In a recent announcement by Homeland Security Secretary Alejandro N. Mayorkas, a final rule to fortify the Deferred Action for Childhood Arrivals (DACA), a policy for specific non-eligible individuals who arrived in the United States as children, deferring their removal and allowing them an opportunity to access a renewable, two-year work permit, has been issued.

Since 2012, nearly 800,000 young people have found a home in the United States with their families, and they have grown up to serve the country’s society in a variety of noble ways.

“Today, we are taking another step to do everything in our power to preserve and fortify DACA, an extraordinary program that has transformed the lives of so many Dreamers,” said Alejandro N. Mayorkas.”Thanks to DACA, we have been enriched by young people who contribute so much to our communities and our country.

“However, we need Congress to pass legislation that provides a long-term solution for the young dreamers who have known no other country as their home than the United States.”

As based on the perennial USCIS practice and as declared in the 2012 Napolitano Memorandum, the rule illustrates that there should be consistent judgment from the Department and to be maintained by the same three presidential administrations, and it zeroes in on the fact that DACA recipients should not be prioritized for removal.

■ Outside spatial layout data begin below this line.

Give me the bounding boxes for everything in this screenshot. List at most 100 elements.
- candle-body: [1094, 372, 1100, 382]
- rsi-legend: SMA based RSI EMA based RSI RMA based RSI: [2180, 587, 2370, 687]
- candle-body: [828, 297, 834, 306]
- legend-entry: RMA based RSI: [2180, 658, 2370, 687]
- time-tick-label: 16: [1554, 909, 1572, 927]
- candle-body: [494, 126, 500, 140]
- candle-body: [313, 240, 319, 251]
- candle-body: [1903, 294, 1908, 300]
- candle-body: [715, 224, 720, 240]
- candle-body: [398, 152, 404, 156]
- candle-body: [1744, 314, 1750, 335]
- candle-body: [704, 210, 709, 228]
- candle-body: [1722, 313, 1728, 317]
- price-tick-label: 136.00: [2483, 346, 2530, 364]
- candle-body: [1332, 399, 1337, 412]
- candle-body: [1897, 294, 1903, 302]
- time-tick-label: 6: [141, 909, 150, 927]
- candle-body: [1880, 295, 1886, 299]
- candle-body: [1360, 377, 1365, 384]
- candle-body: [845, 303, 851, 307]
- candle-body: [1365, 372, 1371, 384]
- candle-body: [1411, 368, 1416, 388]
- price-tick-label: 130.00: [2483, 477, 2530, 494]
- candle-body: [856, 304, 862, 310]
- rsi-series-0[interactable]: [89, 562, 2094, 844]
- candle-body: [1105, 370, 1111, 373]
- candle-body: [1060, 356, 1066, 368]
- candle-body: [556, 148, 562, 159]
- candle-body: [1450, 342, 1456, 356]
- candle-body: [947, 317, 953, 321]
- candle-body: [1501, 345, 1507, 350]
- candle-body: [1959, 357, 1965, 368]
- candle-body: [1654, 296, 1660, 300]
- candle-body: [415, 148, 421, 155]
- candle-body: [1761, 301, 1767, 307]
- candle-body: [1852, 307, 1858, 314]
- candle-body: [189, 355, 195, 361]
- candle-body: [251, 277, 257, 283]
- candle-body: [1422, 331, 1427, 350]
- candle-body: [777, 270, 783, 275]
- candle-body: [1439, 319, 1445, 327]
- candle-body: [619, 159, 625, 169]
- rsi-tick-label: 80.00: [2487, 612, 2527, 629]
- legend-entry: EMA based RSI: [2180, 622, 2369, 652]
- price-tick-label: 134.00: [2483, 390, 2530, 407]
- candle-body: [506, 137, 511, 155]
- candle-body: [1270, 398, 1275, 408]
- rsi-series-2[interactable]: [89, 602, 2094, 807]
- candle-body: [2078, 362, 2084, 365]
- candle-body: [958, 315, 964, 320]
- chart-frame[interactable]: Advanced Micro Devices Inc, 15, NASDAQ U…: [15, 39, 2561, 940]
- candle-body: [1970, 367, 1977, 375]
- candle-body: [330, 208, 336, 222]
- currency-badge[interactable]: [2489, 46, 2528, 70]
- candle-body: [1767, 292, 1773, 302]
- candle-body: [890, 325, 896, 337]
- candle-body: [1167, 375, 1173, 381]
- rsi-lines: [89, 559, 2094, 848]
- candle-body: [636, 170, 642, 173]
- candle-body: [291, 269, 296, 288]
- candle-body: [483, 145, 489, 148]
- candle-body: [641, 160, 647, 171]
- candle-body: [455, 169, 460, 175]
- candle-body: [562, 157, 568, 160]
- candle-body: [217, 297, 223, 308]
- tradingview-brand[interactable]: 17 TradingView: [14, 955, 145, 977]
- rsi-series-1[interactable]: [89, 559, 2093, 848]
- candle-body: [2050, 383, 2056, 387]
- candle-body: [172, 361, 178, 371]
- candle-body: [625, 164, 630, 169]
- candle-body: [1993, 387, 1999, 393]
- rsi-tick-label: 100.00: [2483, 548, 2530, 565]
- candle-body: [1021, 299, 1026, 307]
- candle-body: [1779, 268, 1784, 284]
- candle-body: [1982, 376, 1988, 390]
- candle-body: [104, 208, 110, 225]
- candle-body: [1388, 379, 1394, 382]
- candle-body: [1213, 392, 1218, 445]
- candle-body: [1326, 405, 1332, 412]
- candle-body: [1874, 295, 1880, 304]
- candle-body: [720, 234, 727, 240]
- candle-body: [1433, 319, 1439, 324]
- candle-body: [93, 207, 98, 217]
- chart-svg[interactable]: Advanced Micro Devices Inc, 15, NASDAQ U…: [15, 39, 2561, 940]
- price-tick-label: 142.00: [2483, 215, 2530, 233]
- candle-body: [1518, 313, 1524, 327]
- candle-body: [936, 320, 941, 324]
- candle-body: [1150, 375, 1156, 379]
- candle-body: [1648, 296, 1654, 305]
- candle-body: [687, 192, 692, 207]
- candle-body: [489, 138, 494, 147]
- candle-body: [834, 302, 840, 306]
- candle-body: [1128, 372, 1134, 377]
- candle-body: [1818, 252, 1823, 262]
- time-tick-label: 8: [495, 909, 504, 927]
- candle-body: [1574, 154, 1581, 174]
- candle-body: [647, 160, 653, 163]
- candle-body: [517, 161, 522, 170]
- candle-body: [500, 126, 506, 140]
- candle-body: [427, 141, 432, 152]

After certain developments and replacements in the DACA policy guidance, the final rule is Upholding the existing threshold criteria for DACA.

Retaining the procedure for DACA requesters to seek work authorization affirms the long-standing, prevailing policy of DACA not being a form of lawful status but that recipients are to be considered “lawfully present” for certain purposes like other deferred action recipients.

The final rule is to be effective from October 31, 2022.